2012 3rd International Conference on Image Processing Theory, Tools and Applications, IPTA 2012, İstanbul, Turkey, 15 - 18 October 2012, pp.192-197 identifier identifier

  • Publication Type: Conference Paper / Full Text
  • Volume:
  • Doi Number: 10.1109/ipta.2012.6469551
  • City: İstanbul
  • Country: Turkey
  • Page Numbers: pp.192-197
  • Keywords: Liver segmentation, MRI, Geometric active contours, Level set method, ACTIVE CONTOURS, T-SNAKES, SHAPE, IMAGES, CT, ENERGY
  • Dokuz Eylül University Affiliated: Yes


A fast and accurate liver segmentation method is a challenging work in medical image analysis area. Liver segmentation is an important process for computer-assisted diagnosis, pre-evaluation of liver transplantation and therapy planning of liver tumors. There are several advantages of magnetic resonance imaging such as free form ionizing radiation and good contrast visualization of soft tissue. Also, innovations in recent technology and image acquisition techniques have made magnetic resonance imaging a major tool in modern medicine. However, the use of magnetic resonance images for liver segmentation has been slow when we compare applications with the central nervous systems and musculoskeletal.
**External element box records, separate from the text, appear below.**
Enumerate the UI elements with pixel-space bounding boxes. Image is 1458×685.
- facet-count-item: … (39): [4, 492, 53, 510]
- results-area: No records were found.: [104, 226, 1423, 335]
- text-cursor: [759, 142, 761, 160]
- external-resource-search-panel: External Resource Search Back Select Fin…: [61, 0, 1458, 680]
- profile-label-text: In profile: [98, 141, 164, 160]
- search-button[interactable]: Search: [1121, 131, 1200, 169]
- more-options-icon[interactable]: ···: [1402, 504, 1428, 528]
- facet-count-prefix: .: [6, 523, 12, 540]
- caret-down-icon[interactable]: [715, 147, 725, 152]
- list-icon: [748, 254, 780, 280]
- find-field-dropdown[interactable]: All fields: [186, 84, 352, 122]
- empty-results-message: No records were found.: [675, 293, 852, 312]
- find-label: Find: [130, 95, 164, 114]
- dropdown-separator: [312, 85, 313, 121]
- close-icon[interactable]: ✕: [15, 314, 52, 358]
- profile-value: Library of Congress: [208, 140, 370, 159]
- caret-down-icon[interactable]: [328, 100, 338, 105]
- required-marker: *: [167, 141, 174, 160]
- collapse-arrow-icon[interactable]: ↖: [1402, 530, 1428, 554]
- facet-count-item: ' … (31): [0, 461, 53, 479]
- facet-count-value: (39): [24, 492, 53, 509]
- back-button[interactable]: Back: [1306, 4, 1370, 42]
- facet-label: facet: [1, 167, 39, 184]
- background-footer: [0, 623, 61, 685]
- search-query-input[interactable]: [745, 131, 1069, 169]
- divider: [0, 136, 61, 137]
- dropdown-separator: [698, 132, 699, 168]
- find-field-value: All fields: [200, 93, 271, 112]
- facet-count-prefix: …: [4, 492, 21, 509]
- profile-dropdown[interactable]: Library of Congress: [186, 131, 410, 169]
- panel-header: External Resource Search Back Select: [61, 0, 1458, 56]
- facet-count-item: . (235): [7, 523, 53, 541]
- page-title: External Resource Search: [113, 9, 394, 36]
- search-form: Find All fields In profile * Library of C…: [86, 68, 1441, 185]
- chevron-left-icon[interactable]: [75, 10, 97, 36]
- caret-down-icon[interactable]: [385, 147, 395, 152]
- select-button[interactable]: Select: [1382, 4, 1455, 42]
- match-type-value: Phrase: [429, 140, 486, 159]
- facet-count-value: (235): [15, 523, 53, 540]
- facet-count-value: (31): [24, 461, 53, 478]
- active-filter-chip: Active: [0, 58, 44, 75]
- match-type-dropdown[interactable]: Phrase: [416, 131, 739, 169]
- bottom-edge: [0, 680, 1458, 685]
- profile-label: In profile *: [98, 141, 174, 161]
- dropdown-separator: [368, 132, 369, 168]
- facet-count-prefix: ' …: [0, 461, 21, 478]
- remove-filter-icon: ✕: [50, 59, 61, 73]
The reasons are irregular shape, size and position of the liver, contrast agent effects and similarities of the gray values of neighbor organs. Therefore, in this study, we present a fully automatic liver segmentation method by using an approximation of the level set based contour evolution from T2 weighted magnetic resonance data sets. The method avoids solving partial differential equations and applies only integer operations with a two-cycle segmentation algorithm. The efficiency of the proposed approach is achieved by applying the algorithm to all slices with a constant number of iteration and performing the contour evolution without any user defined initial contour. The obtained results are evaluated with four different similarity measures and they show that the automatic segmentation approach gives successful results. © 2012 IEEE.